Nobody within baseball circles really cares about the hustling thing, especially when we’re talking about players as good as Machado. We know that the Yankees, specifically, don’t care about it. They didn’t care when it was Robinson Cano and I promise you that they don’t care about it with Machado. The only thing that would inhibit the Yankees from signing Machado is the contract. Whether it’s the years or the dollar figure, the contract is the only thing that would actually stop Brian Cashman and the rest of the front office from pursuing Machado. It’s not the hustling thing.

That’s why it has been so peculiar that the front office is leaning into the hustle thing. Hal Steinbrenner had his interview with Meredith Marakovits on YES last week and said that Machado’s Johnny Hustle comments were “troubling” and that that attitude “wouldn’t play [in New York].” Steinbrenner said that he would have to sit down with Machado and discuss those comments and figure out what he fully meant by that.
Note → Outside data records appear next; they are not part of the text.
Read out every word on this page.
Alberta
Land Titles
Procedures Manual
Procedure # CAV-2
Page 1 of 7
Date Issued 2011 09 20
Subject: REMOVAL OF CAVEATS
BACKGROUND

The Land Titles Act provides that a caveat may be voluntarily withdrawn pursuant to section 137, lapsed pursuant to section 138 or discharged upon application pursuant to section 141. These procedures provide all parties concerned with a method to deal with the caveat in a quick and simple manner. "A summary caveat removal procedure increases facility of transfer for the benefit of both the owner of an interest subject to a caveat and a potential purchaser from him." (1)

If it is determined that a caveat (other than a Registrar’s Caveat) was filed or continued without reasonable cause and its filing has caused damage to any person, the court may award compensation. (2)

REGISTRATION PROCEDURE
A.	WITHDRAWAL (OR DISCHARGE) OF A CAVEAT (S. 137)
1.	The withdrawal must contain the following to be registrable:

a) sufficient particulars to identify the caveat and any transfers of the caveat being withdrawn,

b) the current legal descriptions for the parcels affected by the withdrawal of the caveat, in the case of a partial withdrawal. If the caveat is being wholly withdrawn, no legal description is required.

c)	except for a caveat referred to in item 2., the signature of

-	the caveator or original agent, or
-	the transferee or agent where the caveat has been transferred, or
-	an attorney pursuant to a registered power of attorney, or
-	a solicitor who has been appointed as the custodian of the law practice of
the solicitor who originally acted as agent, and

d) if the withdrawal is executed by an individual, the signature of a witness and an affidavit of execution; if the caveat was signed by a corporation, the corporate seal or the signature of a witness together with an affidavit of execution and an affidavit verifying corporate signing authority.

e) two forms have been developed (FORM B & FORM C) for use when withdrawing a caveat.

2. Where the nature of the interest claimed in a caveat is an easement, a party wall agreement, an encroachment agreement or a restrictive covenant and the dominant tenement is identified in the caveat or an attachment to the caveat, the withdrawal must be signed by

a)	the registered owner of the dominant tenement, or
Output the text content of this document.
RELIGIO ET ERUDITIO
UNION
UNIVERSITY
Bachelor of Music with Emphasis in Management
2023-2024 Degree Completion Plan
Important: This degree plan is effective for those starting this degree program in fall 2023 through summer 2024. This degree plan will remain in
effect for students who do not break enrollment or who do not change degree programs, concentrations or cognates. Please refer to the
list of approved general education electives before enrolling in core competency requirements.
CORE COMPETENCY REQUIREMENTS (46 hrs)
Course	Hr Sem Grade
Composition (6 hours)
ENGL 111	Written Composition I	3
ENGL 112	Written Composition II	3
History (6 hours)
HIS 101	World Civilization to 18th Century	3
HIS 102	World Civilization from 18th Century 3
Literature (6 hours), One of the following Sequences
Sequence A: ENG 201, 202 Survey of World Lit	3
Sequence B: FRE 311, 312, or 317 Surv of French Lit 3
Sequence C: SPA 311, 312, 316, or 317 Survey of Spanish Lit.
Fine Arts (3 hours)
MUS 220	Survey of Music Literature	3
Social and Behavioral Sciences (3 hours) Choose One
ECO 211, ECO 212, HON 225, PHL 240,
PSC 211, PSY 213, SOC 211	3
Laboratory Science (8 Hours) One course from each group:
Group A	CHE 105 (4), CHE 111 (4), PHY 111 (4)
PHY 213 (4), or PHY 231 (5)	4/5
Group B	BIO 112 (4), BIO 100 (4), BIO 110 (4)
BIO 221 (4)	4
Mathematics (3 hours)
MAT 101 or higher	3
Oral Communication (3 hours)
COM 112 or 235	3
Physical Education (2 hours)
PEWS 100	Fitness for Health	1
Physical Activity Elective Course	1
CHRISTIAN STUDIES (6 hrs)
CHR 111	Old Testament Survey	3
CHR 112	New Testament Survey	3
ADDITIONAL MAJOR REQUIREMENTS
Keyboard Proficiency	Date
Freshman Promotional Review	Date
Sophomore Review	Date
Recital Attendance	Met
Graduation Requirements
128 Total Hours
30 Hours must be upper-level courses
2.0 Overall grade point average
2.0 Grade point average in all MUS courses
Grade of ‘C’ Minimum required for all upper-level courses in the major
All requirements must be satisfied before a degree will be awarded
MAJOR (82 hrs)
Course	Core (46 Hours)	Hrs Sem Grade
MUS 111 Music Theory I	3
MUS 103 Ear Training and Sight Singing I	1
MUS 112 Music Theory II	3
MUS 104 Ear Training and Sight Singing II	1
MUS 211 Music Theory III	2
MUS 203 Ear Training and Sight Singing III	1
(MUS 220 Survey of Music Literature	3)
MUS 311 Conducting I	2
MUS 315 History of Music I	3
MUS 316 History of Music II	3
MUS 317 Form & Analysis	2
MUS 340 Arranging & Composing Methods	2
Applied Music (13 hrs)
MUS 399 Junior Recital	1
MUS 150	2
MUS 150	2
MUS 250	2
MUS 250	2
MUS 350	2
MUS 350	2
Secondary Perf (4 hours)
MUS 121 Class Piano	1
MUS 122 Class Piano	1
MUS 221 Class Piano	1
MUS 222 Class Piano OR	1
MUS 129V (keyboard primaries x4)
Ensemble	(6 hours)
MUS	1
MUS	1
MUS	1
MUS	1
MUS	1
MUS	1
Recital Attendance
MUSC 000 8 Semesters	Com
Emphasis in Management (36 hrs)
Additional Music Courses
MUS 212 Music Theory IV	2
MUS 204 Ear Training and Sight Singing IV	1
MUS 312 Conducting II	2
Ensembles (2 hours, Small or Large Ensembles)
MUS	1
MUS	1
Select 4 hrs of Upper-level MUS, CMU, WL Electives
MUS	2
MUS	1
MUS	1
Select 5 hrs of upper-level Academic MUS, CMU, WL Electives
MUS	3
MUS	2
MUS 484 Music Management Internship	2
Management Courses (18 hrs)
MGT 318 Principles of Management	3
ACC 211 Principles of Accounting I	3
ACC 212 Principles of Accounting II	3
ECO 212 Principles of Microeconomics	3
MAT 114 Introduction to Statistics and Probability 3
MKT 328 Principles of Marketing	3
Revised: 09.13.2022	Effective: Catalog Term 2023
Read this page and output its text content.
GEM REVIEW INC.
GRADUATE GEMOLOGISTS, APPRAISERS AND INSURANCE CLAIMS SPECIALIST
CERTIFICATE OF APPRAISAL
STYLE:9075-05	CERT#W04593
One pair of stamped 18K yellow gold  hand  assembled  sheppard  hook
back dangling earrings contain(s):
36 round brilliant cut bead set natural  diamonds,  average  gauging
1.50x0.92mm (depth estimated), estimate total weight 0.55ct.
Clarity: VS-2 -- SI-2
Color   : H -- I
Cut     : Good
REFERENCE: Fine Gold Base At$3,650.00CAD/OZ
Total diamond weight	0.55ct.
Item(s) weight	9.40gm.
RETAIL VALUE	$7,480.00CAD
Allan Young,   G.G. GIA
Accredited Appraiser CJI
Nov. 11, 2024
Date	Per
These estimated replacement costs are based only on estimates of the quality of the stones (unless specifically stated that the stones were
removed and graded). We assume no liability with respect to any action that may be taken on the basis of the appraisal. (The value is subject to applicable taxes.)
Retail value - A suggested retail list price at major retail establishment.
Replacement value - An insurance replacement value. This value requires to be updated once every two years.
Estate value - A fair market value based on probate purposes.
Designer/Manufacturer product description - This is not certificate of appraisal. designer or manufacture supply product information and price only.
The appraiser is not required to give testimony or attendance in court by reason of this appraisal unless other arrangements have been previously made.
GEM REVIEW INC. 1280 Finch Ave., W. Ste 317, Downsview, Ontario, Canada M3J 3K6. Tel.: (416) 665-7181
Machado has begun the public relations tour of backing away from those initial comments that he made to Ken Rosenthal. It makes sense.

Here’s the thing: I don’t believe Steinbrenner when he says he is concerned about the hustling. I think he’s much more concerned with the dirty plays in Machado’s history, such as kicking Jesus Aguilar this postseason and throwing his bat at the A's

The Yankees should be more concerned with those things because those are the things Machado has done that are actually offensive. It makes sense. As much as I’m in favor of a Machado signing, I hate those things. They make me feel icky.

So I think the Yankees also have this aversion. A much larger one than any time he jogs to first on a routine ground ball to the second baseman. I believe the Yankees are more concerned with the decidedly dirty plays than the hustling. They’re using the hustling as a cover.

For whatever reason, everyone on Twitter and talk radio is talking about the hustling thing and not the fact that Machado has been a legitimately dirty player in the past.

The Yankees, I think, are leaning into that and also claiming outrage at the hustling because if they do decide to sign him, it’s much easier to justify that than if the story were about Machado’s history of trying to injure other players.

The front office claims that they are going to be talking to Machado about his “troubling” hustle history, but I think it is clear that the truth is they want to talk about his “troubling” history of dirty play. They need to make sure that doesn’t carry over if he comes to The Bronx because that is what won’t play here.